Viniendo de Tío Enzo resulta chocante, pero a T.A. no le choca. Le parece un comentario razonable de su razonable colega, Tío Enzo.

—Ninguno de ellos se presentaría voluntario a que le volasen las piernas en la jungla, simplemente para fastidiar a su viejo. Les falta carácter. Son exánimes, perdedores.

—Qué triste —dice T.A. Parece mejor decir eso que meterse con ellos, como habría sido su primer impulso.

—Bueno —dice Tío Enzo. Es el tipo de «bueno» que da comienzo al final de una conversación—. Pensaba enviarte unas rosas, pero no creo que te interesen mucho, ¿verdad?

—Oh, no me importaría —contesta T.A., sonando patéticamente poco creíble incluso a sus propios oídos.

—Ya que somos camaradas de armas, tengo algo mejor —dice él. Se afloja la corbata y el cuello de la camisa, busca bajo la camiseta y saca una cadena de acero de muy mala calidad de la que cuelgan un par de chapas plateadas con algo grabado—. Son mis viejas chapas de identificación —explica—. Las he llevado encima durante años, simplemente porque sí. Me alegraría que ahora las llevaras tú.

Intentando que no le tiemblen las rodillas, se pone las chapas de identificación, que quedan colgando sobre su mono.
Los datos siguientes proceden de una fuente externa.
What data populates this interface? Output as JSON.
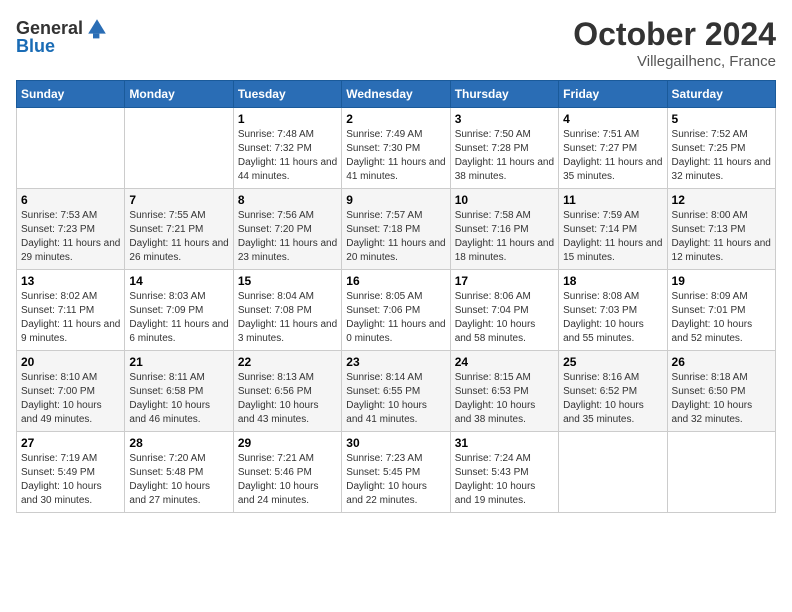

—Mejor póntelas dentro —sugiere Tío Enzo. Ella las deja caer en el sitio secreto entre sus pechos. Aún mantienen el calor de Tío Enzo.

—Gracias.

—No te las tomes demasiado en serio —dice Tío Enzo—, pero si alguna vez te metes en líos y le enseñas las chapas a quien te esté causando problemas, es probable que las cosas tomen rápidamente otro cariz.

—Gracias, Tío Enzo.

—Cuídate. Y pórtate bien con tu madre. Ella te quiere.